What’s wrong with the Verizon Galaxy Nexus?
The problem with the Verizon Galaxy Nexus is that it suffers from a handful of annoying bugs that have existed since it launched. Customers with the device have reported it has random reboots, multi-touch issues, suffers from poor battery life, has slow screen rotation speeds, and a number of other minor bugs.
All these problems haven’t prevented me from using the Verizon Galaxy Nexus as my daily driver, but it has caused me a lot of frustration and made me wish I owned the GSM Galaxy Nexus instead.
To this day, Verizon’s device is stuck on Android 4.0.2 and it hasn’t been upgraded since it launched on December 15th, or 140 days if you are counting. The good news is that the newer Android 4.0.4 includes over 100 changes and fixed most of the problems reported above.
Google had some issues getting out Android 4.0.4 to some of their Nexus devices, but they finally started pushing it out last month. Verizon has been testing this Android 4.0.4 update since February, but they have yet to approve it and roll it out to their subscribers.
Is the CDMA Galaxy Nexus for Verizon and Sprint a “fake” Nexus?
Some people saw this problem coming. Engadget editor Myriam Joire dubbed the Verizon Galaxy Nexus as the “#fakeNexus” and predicted it would not receive updates on the same schedule as the GSM Galaxy Nexus.

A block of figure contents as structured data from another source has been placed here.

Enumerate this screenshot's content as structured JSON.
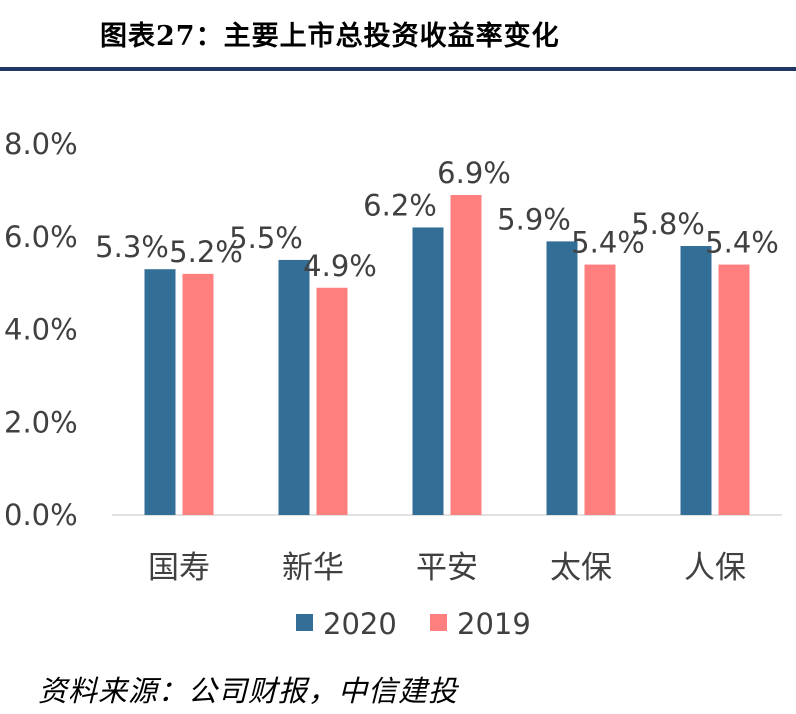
{
  "header": {
    "title": "图表27：主要上市总投资收益率变化"
  },
  "footer": {
    "source": "资料来源：公司财报，中信建投"
  },
  "chart_data": {
    "type": "bar",
    "categories": [
      "国寿",
      "新华",
      "平安",
      "太保",
      "人保"
    ],
    "series": [
      {
        "name": "2020",
        "values": [
          5.3,
          5.5,
          6.2,
          5.9,
          5.8
        ],
        "labels": [
          "5.3%",
          "5.5%",
          "6.2%",
          "5.9%",
          "5.8%"
        ],
        "color": "#336e96"
      },
      {
        "name": "2019",
        "values": [
          5.2,
          4.9,
          6.9,
          5.4,
          5.4
        ],
        "labels": [
          "5.2%",
          "4.9%",
          "6.9%",
          "5.4%",
          "5.4%"
        ],
        "color": "#ff7f7f"
      }
    ],
    "yticks": [
      "0.0%",
      "2.0%",
      "4.0%",
      "6.0%",
      "8.0%"
    ],
    "ylim": [
      0,
      8
    ],
    "gridlines": false,
    "legend_position": "bottom"
  }
}
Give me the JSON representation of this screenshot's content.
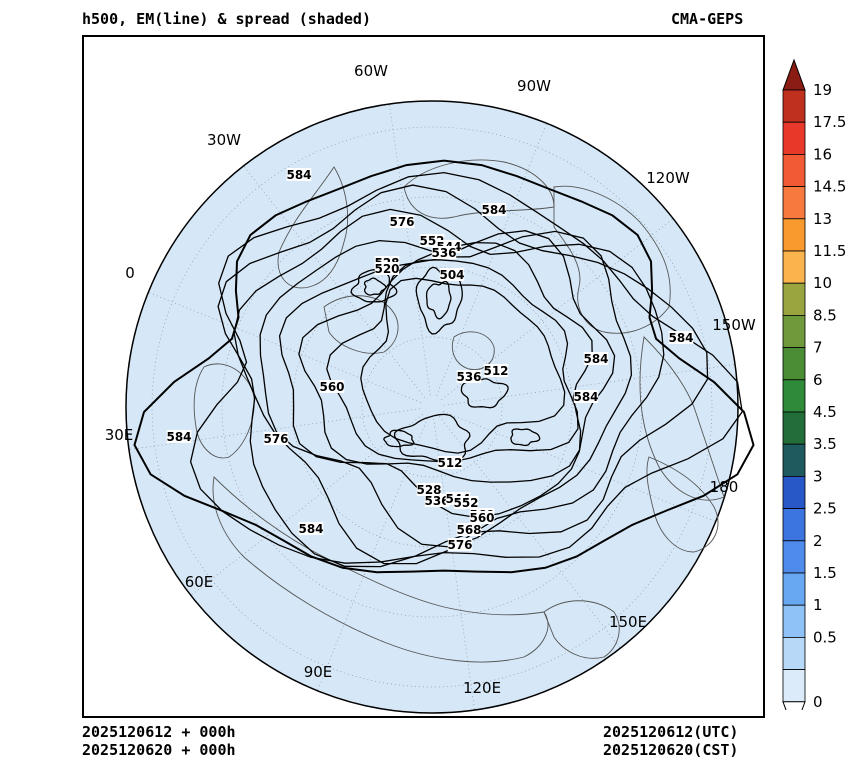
{
  "header": {
    "title_left": "h500, EM(line) & spread (shaded)",
    "title_right": "CMA-GEPS"
  },
  "footer": {
    "init_left": "2025120612 + 000h",
    "valid_left": "2025120620 + 000h",
    "init_right": "2025120612(UTC)",
    "valid_right": "2025120620(CST)"
  },
  "map": {
    "projection": "north-polar-stereographic",
    "longitude_labels": [
      {
        "text": "60W",
        "lon": -60
      },
      {
        "text": "90W",
        "lon": -90
      },
      {
        "text": "30W",
        "lon": -30
      },
      {
        "text": "120W",
        "lon": -120
      },
      {
        "text": "0",
        "lon": 0
      },
      {
        "text": "150W",
        "lon": -150
      },
      {
        "text": "30E",
        "lon": 30
      },
      {
        "text": "180",
        "lon": 180
      },
      {
        "text": "60E",
        "lon": 60
      },
      {
        "text": "150E",
        "lon": 150
      },
      {
        "text": "90E",
        "lon": 90
      },
      {
        "text": "120E",
        "lon": 120
      }
    ],
    "contour_labels": [
      "584",
      "584",
      "576",
      "560",
      "552",
      "544",
      "536",
      "528",
      "504",
      "520",
      "512",
      "536",
      "584",
      "584",
      "560",
      "576",
      "584",
      "512",
      "528",
      "536",
      "544",
      "552",
      "560",
      "568",
      "576",
      "584",
      "584"
    ],
    "colors": {
      "ocean": "#d6e8f7",
      "contour": "#000000",
      "coastline": "#555555"
    }
  },
  "colorbar": {
    "labels": [
      "19",
      "17.5",
      "16",
      "14.5",
      "13",
      "11.5",
      "10",
      "8.5",
      "7",
      "6",
      "4.5",
      "3.5",
      "3",
      "2.5",
      "2",
      "1.5",
      "1",
      "0.5",
      "0"
    ],
    "colors": [
      "#c0301e",
      "#e8382a",
      "#f25a35",
      "#f7793e",
      "#f99a2f",
      "#fbb34d",
      "#9aa540",
      "#6e9a3c",
      "#4a8d35",
      "#2f8a3a",
      "#226d38",
      "#1f5a5e",
      "#2858c8",
      "#3c74e0",
      "#4f8bea",
      "#68a7f2",
      "#8fc2f7",
      "#b8d8f8",
      "#dcebfa"
    ]
  }
}
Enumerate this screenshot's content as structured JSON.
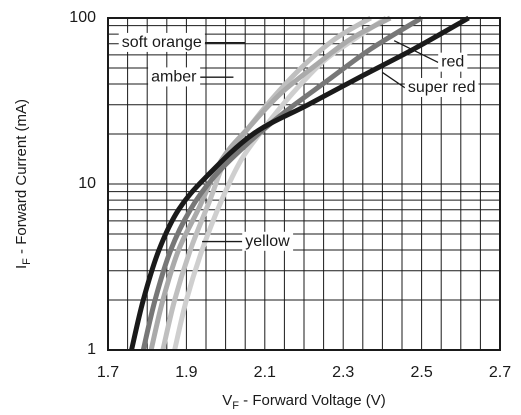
{
  "chart_data": {
    "type": "line",
    "title": "",
    "xlabel": {
      "main": "V",
      "sub": "F",
      "rest": " - Forward Voltage (V)"
    },
    "ylabel": {
      "main": "I",
      "sub": "F",
      "rest": " - Forward Current (mA)"
    },
    "xlim": [
      1.7,
      2.7
    ],
    "ylim": [
      1,
      100
    ],
    "yscale": "log",
    "grid": true,
    "x_ticks": [
      {
        "value": 1.7,
        "label": "1.7"
      },
      {
        "value": 1.9,
        "label": "1.9"
      },
      {
        "value": 2.1,
        "label": "2.1"
      },
      {
        "value": 2.3,
        "label": "2.3"
      },
      {
        "value": 2.5,
        "label": "2.5"
      },
      {
        "value": 2.7,
        "label": "2.7"
      }
    ],
    "y_ticks": [
      {
        "value": 1,
        "label": "1"
      },
      {
        "value": 10,
        "label": "10"
      },
      {
        "value": 100,
        "label": "100"
      }
    ],
    "series": [
      {
        "name": "super red",
        "color": "#1a1a1a",
        "points": [
          [
            1.76,
            1
          ],
          [
            1.79,
            2
          ],
          [
            1.83,
            4
          ],
          [
            1.88,
            7
          ],
          [
            1.95,
            11
          ],
          [
            2.07,
            20
          ],
          [
            2.21,
            30
          ],
          [
            2.35,
            45
          ],
          [
            2.48,
            65
          ],
          [
            2.62,
            100
          ]
        ]
      },
      {
        "name": "red",
        "color": "#777777",
        "points": [
          [
            1.79,
            1
          ],
          [
            1.82,
            2
          ],
          [
            1.86,
            4
          ],
          [
            1.91,
            7
          ],
          [
            1.97,
            11
          ],
          [
            2.05,
            17
          ],
          [
            2.15,
            27
          ],
          [
            2.26,
            42
          ],
          [
            2.37,
            65
          ],
          [
            2.5,
            100
          ]
        ]
      },
      {
        "name": "amber",
        "color": "#aaaaaa",
        "points": [
          [
            1.81,
            1
          ],
          [
            1.84,
            2
          ],
          [
            1.88,
            4
          ],
          [
            1.93,
            7
          ],
          [
            1.99,
            14
          ],
          [
            2.06,
            22
          ],
          [
            2.14,
            35
          ],
          [
            2.23,
            52
          ],
          [
            2.32,
            75
          ],
          [
            2.42,
            100
          ]
        ]
      },
      {
        "name": "soft orange",
        "color": "#bfbfbf",
        "points": [
          [
            1.84,
            1
          ],
          [
            1.87,
            2
          ],
          [
            1.91,
            4
          ],
          [
            1.96,
            8
          ],
          [
            2.0,
            14
          ],
          [
            2.06,
            22
          ],
          [
            2.13,
            35
          ],
          [
            2.2,
            52
          ],
          [
            2.28,
            75
          ],
          [
            2.37,
            100
          ]
        ]
      },
      {
        "name": "yellow",
        "color": "#cfcfcf",
        "points": [
          [
            1.87,
            1
          ],
          [
            1.9,
            2
          ],
          [
            1.94,
            4
          ],
          [
            1.99,
            8
          ],
          [
            2.04,
            14
          ],
          [
            2.1,
            22
          ],
          [
            2.17,
            35
          ],
          [
            2.25,
            55
          ],
          [
            2.33,
            75
          ],
          [
            2.41,
            100
          ]
        ]
      }
    ],
    "annotations": [
      {
        "text": "soft orange",
        "series": "soft orange",
        "text_x": 1.735,
        "text_y": 71,
        "line_to": [
          2.05,
          71
        ]
      },
      {
        "text": "amber",
        "series": "amber",
        "text_x": 1.81,
        "text_y": 44,
        "line_to": [
          2.02,
          44
        ]
      },
      {
        "text": "red",
        "series": "red",
        "text_x": 2.55,
        "text_y": 54,
        "line_to": [
          2.43,
          73
        ]
      },
      {
        "text": "super red",
        "series": "super red",
        "text_x": 2.465,
        "text_y": 38,
        "line_to": [
          2.4,
          47
        ]
      },
      {
        "text": "yellow",
        "series": "yellow",
        "text_x": 2.05,
        "text_y": 4.5,
        "line_to": [
          1.94,
          4.5
        ]
      }
    ]
  }
}
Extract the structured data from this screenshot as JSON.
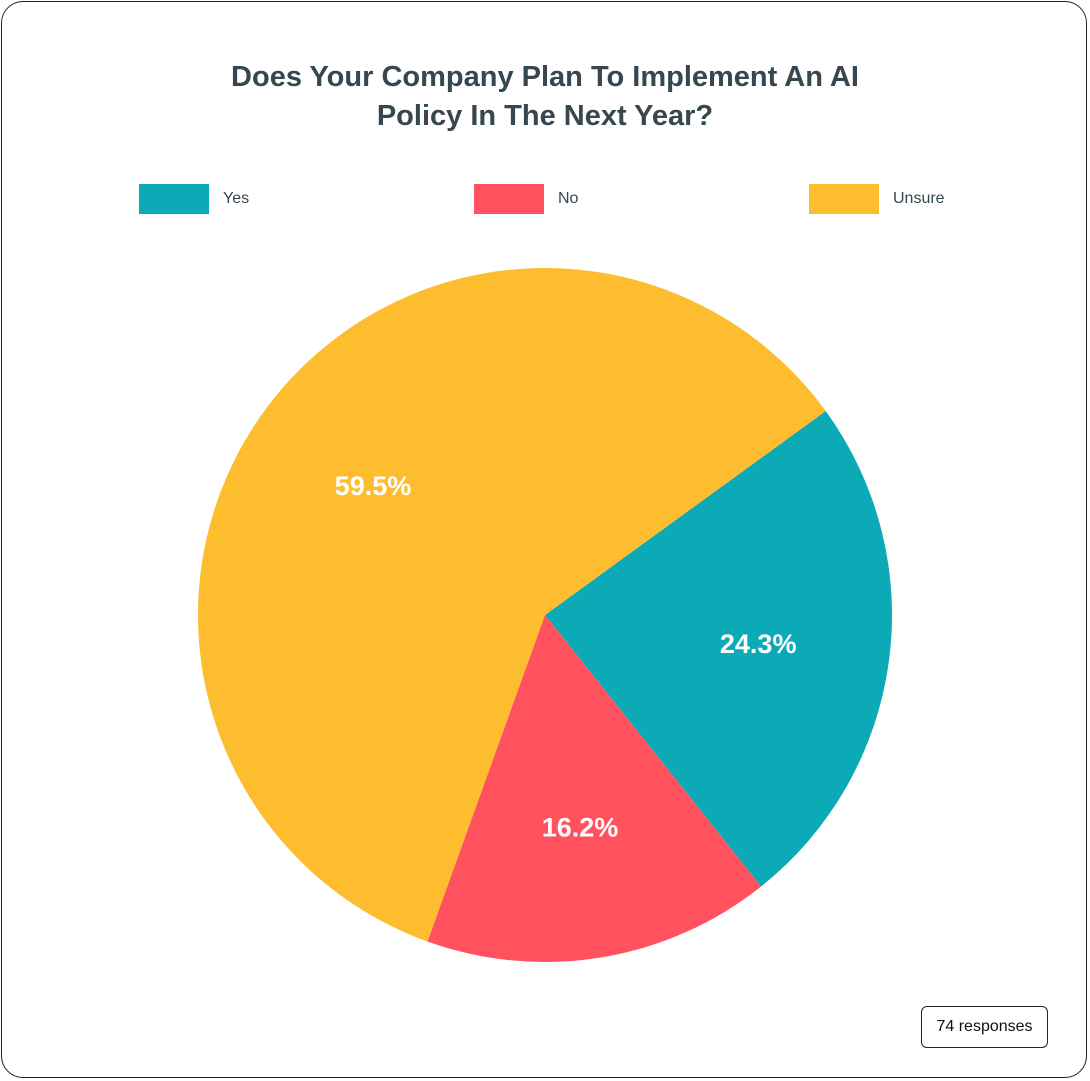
{
  "chart_data": {
    "type": "pie",
    "title": "Does Your Company Plan To Implement An AI Policy In The Next Year?",
    "title_lines": [
      "Does Your Company Plan To Implement An AI",
      "Policy In The Next Year?"
    ],
    "categories": [
      "Yes",
      "No",
      "Unsure"
    ],
    "values": [
      24.3,
      16.2,
      59.5
    ],
    "labels": [
      "24.3%",
      "16.2%",
      "59.5%"
    ],
    "colors": [
      "#0ca9b6",
      "#ff525e",
      "#fdbd2e"
    ],
    "legend_position": "top",
    "total_responses": 74
  },
  "legend": [
    {
      "label": "Yes",
      "color": "#0ca9b6"
    },
    {
      "label": "No",
      "color": "#ff525e"
    },
    {
      "label": "Unsure",
      "color": "#fdbd2e"
    }
  ],
  "footer": {
    "responses_badge": "74 responses"
  }
}
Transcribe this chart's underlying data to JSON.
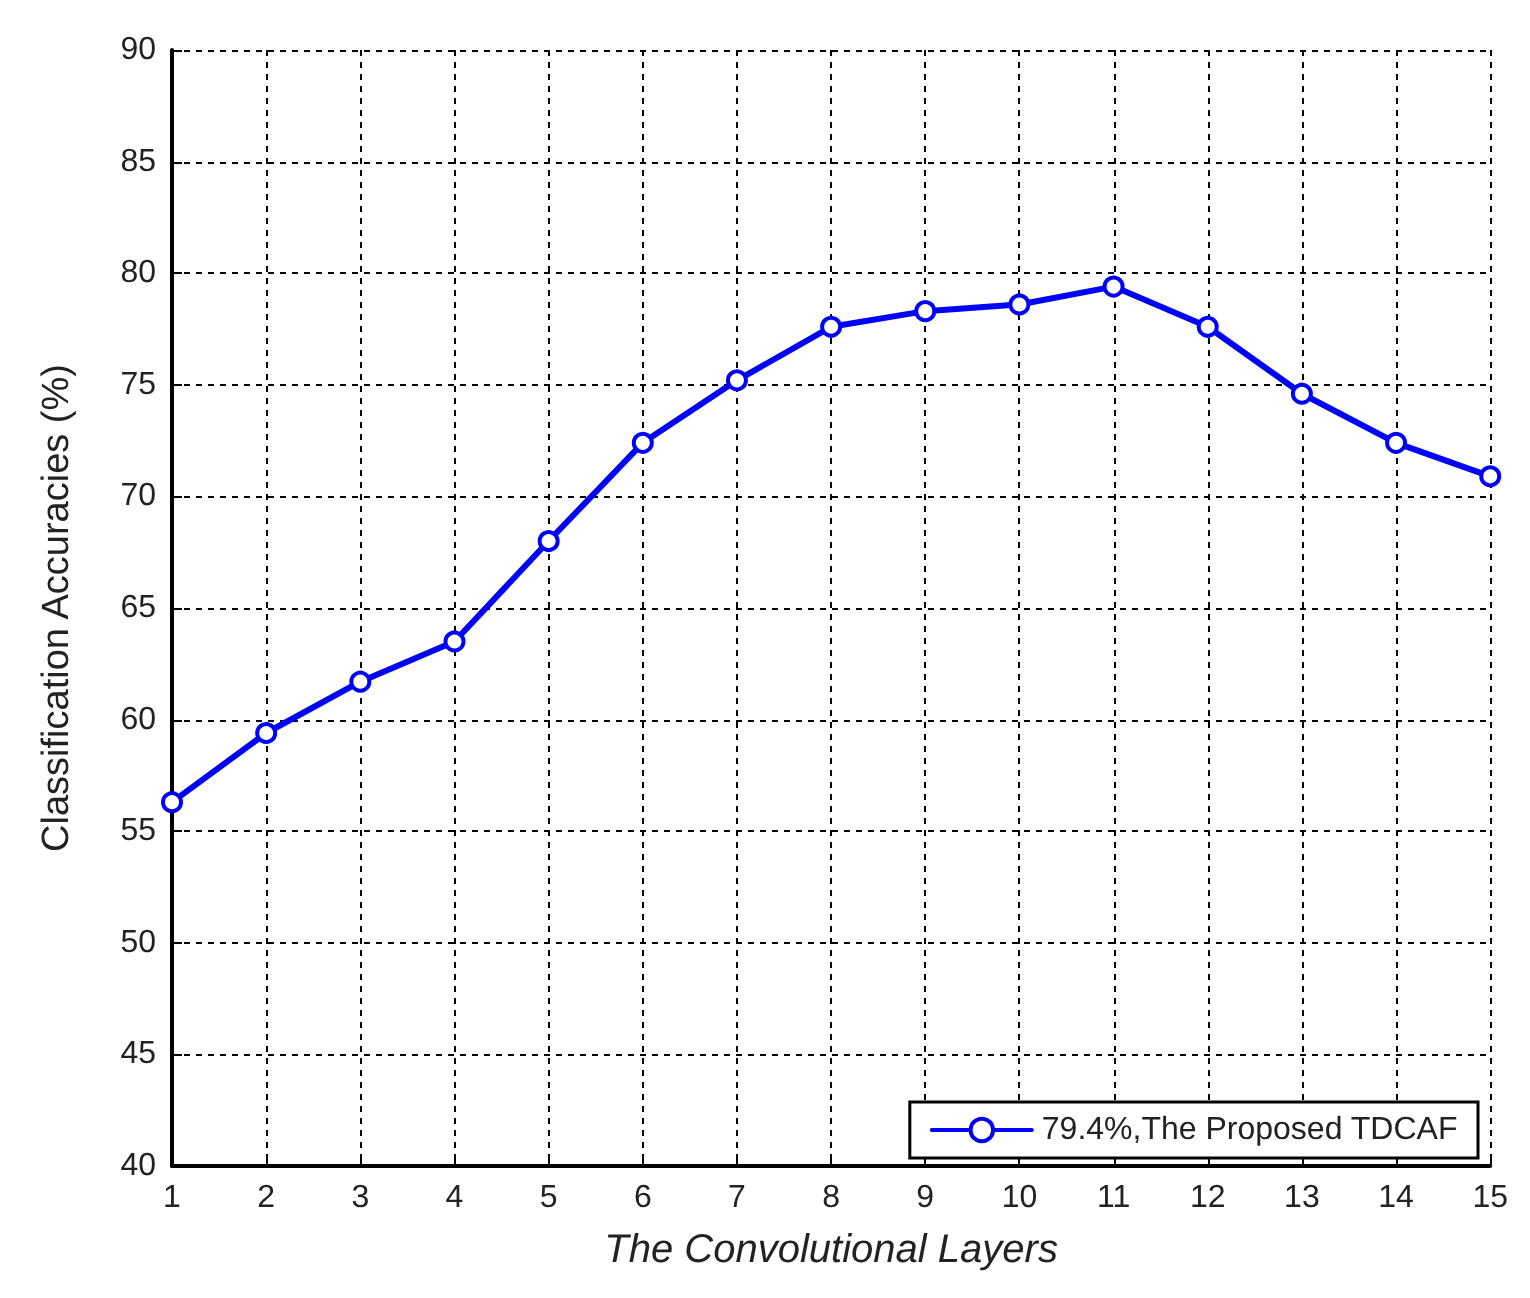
{
  "chart_data": {
    "type": "line",
    "xlabel": "The Convolutional Layers",
    "ylabel": "Classification Accuracies (%)",
    "x": [
      1,
      2,
      3,
      4,
      5,
      6,
      7,
      8,
      9,
      10,
      11,
      12,
      13,
      14,
      15
    ],
    "series": [
      {
        "name": "79.4%,The Proposed TDCAF",
        "color": "#0000ff",
        "values": [
          56.3,
          59.4,
          61.7,
          63.5,
          68.0,
          72.4,
          75.2,
          77.6,
          78.3,
          78.6,
          79.4,
          77.6,
          74.6,
          72.4,
          70.9
        ]
      }
    ],
    "xlim": [
      1,
      15
    ],
    "xticks": [
      1,
      2,
      3,
      4,
      5,
      6,
      7,
      8,
      9,
      10,
      11,
      12,
      13,
      14,
      15
    ],
    "ylim": [
      40,
      90
    ],
    "yticks": [
      40,
      45,
      50,
      55,
      60,
      65,
      70,
      75,
      80,
      85,
      90
    ],
    "grid": true,
    "legend": "bottom right",
    "marker": "circle",
    "line_style": "solid"
  }
}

Early this year the CDMA Galaxy Nexus disappeared from the Android Open Source Project (AOSP) page. Google’s Dan Morrill explained that certain .apk files needed to be signed by the carrier so “pure AOSP builds running on these devices can’t place calls, access mobile data, and so on.”
At this point, I’m not really sure what the Nexus brand stands for anymore. Initially, we thought of Nexus phones as reference devices for developers so they could test their apps on the latest version of Android. But then Verizon came along and started selling the Galaxy Nexus in stores as a consumer device.
Now Google’s own Jean-Baptiste Queru says, “”The Nexus name is related to the consumer experience, and has nothing to do with AOSP support.” The only problem with that definition is that customers on Verizon and Sprint with the Galaxy Nexus will not be receiving the same consumer experience as those with the GSM version on other carriers.
What’s the hold up Verizon?
So do Verizon customers with a Galaxy Nexus actually have a right to complain? Some could say they are lucky to be on Android 4.0.2, while around 97% of Android devices are still stuck with older versions of Google’s mobile OS.
For now, there is not much that Verizon subscribers can do except sit and wait. There is a leaked testing build of Android 4.0.4 that some users have flashed onto their devices, but I decided to stick with the official build so that I could get the same experience that most Verizon users are facing.
We have reached out to Verizon multiple times to see if they had any news on the Galaxy Nexus update, but we have yet to receive a response. I know that Android updates are a touchy subject for most carriers, but it would have been nice to get an honest answer, even if that means a couple more months of waiting.
Don’t say “I told you so”
The Verizon haters out there will probably laugh at these kinds of reports and say that Galaxy Nexus owners are getting what they deserve. “The Galaxy Nexus is an over-hyped piece of plastic.” “You should have known that Verizon would never give full control of a device to Google.” “The Nexus was made for hacking you n00b. Shut up and flash it.” “Sprint’s version shipped with Android 4.0.4 lol!”
I still love my Galaxy Nexus and I have no plans to give it up anytime soon. However, I have been disappointed with how Verizon handled the launch and with the lack of support the device has received since it hit stores.
Verizon has tarnished the Nexus brand, and some users will never look at it the same. I know it is still Verizon’s responsibility to update this device, but I wish Google would step in and do something to help their most loyal supporters.
For all we know, Verizon could start pushing out the update later this week. In the mean time, I’ll just keep cursing them under my breath every time my damn phone reboots when I’m trying to use it.
It’s time to end the public smartphone beta test.